Mandatory arguments to long options are mandatory for short options too.

-a, --archive
same as -dR --preserve=all

--attributes-only
don't copy the file data, just the attributes

--backup[=CONTROL]
make a backup of each existing destination file

-b like --backup but does not accept an argument

--copy-contents
copy contents of special files when recursive

-d same as --no-dereference --preserve=links

-f, --force
if an existing destination file cannot be opened, remove it and try again (this
option is ignored when the -n option is also used)

-i, --interactive
prompt before overwrite (overrides a previous -n option)

-H follow command-line symbolic links in SOURCE

-l, --link
hard link files instead of copying

-L, --dereference
always follow symbolic links in SOURCE

-n, --no-clobber
do not overwrite an existing file (overrides a previous -i option)

-P, --no-dereference
never follow symbolic links in SOURCE

-p same as --preserve=mode,ownership,timestamps

--preserve[=ATTR_LIST]
preserve the specified attributes (default: mode,ownership,timestamps), if possible
additional attributes: context, links, xattr, all

--no-preserve=ATTR_LIST
don't preserve the specified attributes

--parents
use full source file name under DIRECTORY

-R, -r, --recursive
copy directories recursively

--reflink[=WHEN]
control clone/CoW copies. See below

--remove-destination
remove each existing destination file before attempting to open it (contrast with
--force)

--sparse=WHEN
control creation of sparse files. See below

--strip-trailing-slashes
remove any trailing slashes from each SOURCE argument

-s, --symbolic-link
make symbolic links instead of copying

-S, --suffix=SUFFIX
override the usual backup suffix

-t, --target-directory=DIRECTORY
copy all SOURCE arguments into DIRECTORY

-T, --no-target-directory
treat DEST as a normal file

-u, --update
copy only when the SOURCE file is newer than the destination file or when the
destination file is missing

-v, --verbose
explain what is being done

-x, --one-file-system
stay on this file system

-Z set SELinux security context of destination file to default type

--context[=CTX]
like -Z, or if CTX is specified then set the SELinux or SMACK security context to
CTX

--help display this help and exit

--version
output version information and exit

By default, sparse SOURCE files are detected by a crude heuristic and the corresponding
DEST file is made sparse as well. That is the behavior selected by --sparse=auto.
Specify --sparse=always to create a sparse DEST file whenever the SOURCE file contains a
long enough sequence of zero bytes. Use --sparse=never to inhibit creation of sparse
files.

When --reflink[=always] is specified, perform a lightweight copy, where the data blocks
are copied only when modified. If this is not possible the copy fails, or if
--reflink=auto is specified, fall back to a standard copy.

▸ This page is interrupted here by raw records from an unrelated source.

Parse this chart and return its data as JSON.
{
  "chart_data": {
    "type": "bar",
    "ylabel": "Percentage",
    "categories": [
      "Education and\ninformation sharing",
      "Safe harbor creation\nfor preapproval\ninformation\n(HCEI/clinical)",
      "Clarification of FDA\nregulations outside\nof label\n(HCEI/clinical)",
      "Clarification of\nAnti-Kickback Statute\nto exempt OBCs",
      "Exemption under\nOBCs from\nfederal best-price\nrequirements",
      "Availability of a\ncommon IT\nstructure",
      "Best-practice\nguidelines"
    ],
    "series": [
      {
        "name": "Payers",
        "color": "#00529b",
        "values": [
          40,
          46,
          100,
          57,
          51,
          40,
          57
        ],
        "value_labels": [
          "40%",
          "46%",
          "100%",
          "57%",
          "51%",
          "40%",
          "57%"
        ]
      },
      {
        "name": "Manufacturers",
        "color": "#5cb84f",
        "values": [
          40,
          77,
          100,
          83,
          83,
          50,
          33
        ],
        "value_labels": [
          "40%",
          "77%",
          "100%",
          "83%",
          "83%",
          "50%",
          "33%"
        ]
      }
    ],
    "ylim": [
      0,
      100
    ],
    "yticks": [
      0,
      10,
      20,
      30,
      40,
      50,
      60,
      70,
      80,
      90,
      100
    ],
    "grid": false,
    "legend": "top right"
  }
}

The backup suffix is '~', unless set with --suffix or SIMPLE_BACKUP_SUFFIX. The version
control method may be selected via the --backup option or through the VERSION_CONTROL
environment variable. Here are the values:

none, off
never make backups (even if --backup is given)

numbered, t
make numbered backups

existing, nil
numbered if numbered backups exist, simple otherwise

simple, never
always make simple backups

As a special case, cp makes a backup of SOURCE when the force and backup options are given
and SOURCE and DEST are the same name for an existing, regular file.